Un an après son élection-surprise que reste-t-il d’Emmanuel Macron ?
Rien qu’on ne sache déjà depuis la mise en place du monde multilatéral et pyramidal post Maastricht/Marrakech. Il ne s’agit pas, ici, de dresser un simple catalogue et une appréciation de ce qui a été fait depuis un an, mais plutôt de se demander ce qui n’a pas été – et ne sera pas – fait pour sauver la France d’un profond déclin, voire de sa déchéance.
Emmanuel Macron est, à plus d’un titre, une personnalité étrange mais sans nul doute un habile calculateur. Pas si habile que cela toutefois, aidé qu’il fut par des adversaires lamentables qui lui ont offert une opportunité unique de s’imposer. On le créditera aussi – pour l’instant – d’un réel facteur chance et d’un talent rare de communiquant.
Il reste qu’il demeure, par nature, par carrière et par sa dépendance à ses soutiens, un exécutant qui ne voudra – ni d’ailleurs ne saurait – adopter les puissantes mesures de fond que les Français attendent, confusément, mais dans une immense frustration annonciatrice de colères sans frein.
Réforme démocratique. Alors que près de 60% des Français, écœurés, ne sont plus inscrits sur les listes électorales, ne vont plus voter, ou votent blanc ou nul, la grande urgence est de rétablir la République. Que leur dit le prochain projet de loi de réforme de la Constitution ? Des broutilles : interdiction aux ministres de cumuler leur poste avec des fonctions exécutives dans des collectivités territoriales. Ils seront donc plus disponibles et moins indépendants. Les anciens présidents de la République ne pourront plus siéger au Conseil constitutionnel… Modification du travail parlementaire. Un verrouillage en réalité : à l’avenir, seuls les projets et les propositions “justifiant un débat solennel” (sic) seront examinés. Les lois de finance seront votées plus vite… La Constitution va aussi fixer les principes fondamentaux de la loi en y inscrivant dorénavant la “lutte contre les changements climatiques”. Réduction du nombre de parlementaires, limitation des mandats dans le temps et “dose de proportionnelle” (combien ?) aux législatives. Suppression de la
Cour de Justice de la République pour juger les ministres, avis conforme du Conseil supérieur de la magistrature pour les nominations au parquet…Inscription de la Corse dans la Constitution…
« Il y a en France une caste de politiciens qui est hostile
à la vraie proportionnelle et au vrai référendum.

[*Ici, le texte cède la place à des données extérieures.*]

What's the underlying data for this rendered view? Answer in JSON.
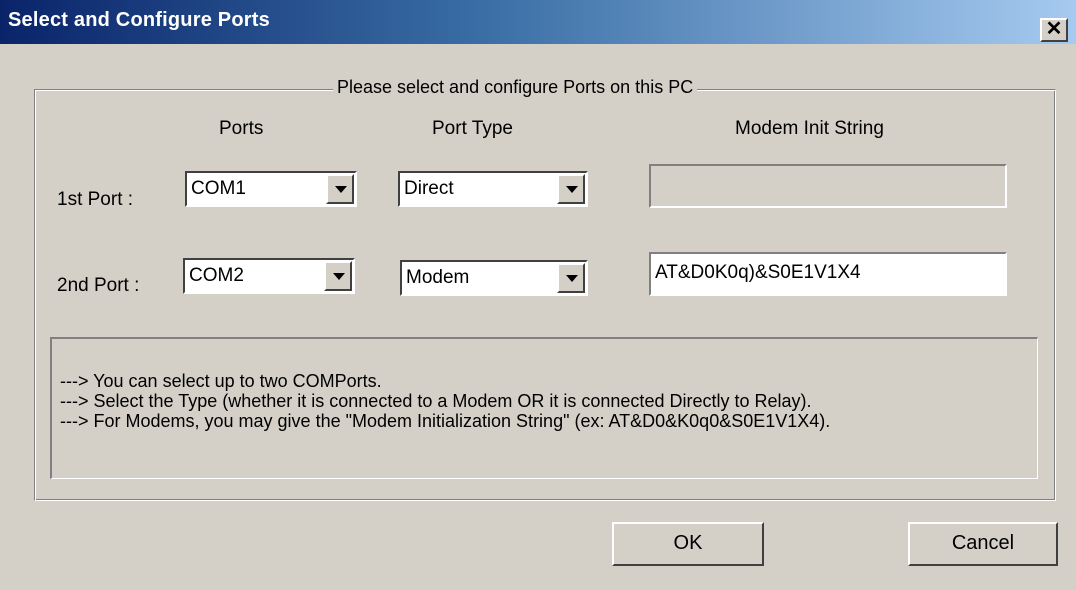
{
  "window": {
    "title": "Select and Configure Ports",
    "close_glyph": "✕"
  },
  "group": {
    "legend": "Please select and configure Ports on this PC"
  },
  "columns": {
    "ports": "Ports",
    "port_type": "Port Type",
    "modem_init": "Modem Init String"
  },
  "rows": [
    {
      "label": "1st Port :",
      "port": "COM1",
      "type": "Direct",
      "init_string": "",
      "init_enabled": false
    },
    {
      "label": "2nd Port :",
      "port": "COM2",
      "type": "Modem",
      "init_string": "AT&D0K0q)&S0E1V1X4",
      "init_enabled": true
    }
  ],
  "info": {
    "lines": [
      "---> You can select up to two COMPorts.",
      "---> Select the Type (whether it is connected to a Modem OR it is connected Directly to Relay).",
      "---> For Modems, you may give the \"Modem Initialization String\" (ex: AT&D0&K0q0&S0E1V1X4)."
    ]
  },
  "buttons": {
    "ok": "OK",
    "cancel": "Cancel"
  },
  "icons": {
    "close": "close-icon",
    "dropdown": "chevron-down-icon"
  },
  "colors": {
    "dialog_bg": "#d4d0c8",
    "title_start": "#0a246a",
    "title_end": "#a6caf0",
    "title_text": "#ffffff"
  }
}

Et donc à la vraie démocratie… »
Or la seule vraie réforme que veulent vraiment les Français est celle de la voie référendaire. Leur actuelle anomie date de 2008 lorsque droite et gauche amalgamées au Congrès de Versailles avaient abrogé la Nation française en adoptant la réforme fédéraliste des institutions européennes que les Français avaient rejetée trois ans auparavant. Pour mieux abuser l’opinion publique on introduisit alors, dans la Constitution (article 11), un “référendum d’initiative partagée” avec des conditions de quorum telles (un dixième des parlementaires et… un dixième du corps électoral !) que depuis 10 ans ce mécanisme n’a jamais été obtenu, ni même tenté. Et ne le sera jamais. Or il y a en France une caste de politiciens qui est hostile à la vraie proportionnelle et au vrai référendum. Et donc à la vraie démocratie. Redoutant que cette vraie démocratie mette fin à leurs petites mais juteuses combines. Ainsi, ce qui est permis aux Suisses (1 à 2 référendum par an) et à d’autres nations est honni en France. La Suisse serait “petite” et la France trop grande pour cet exercice. Trop grande ? Ou trop abaissée…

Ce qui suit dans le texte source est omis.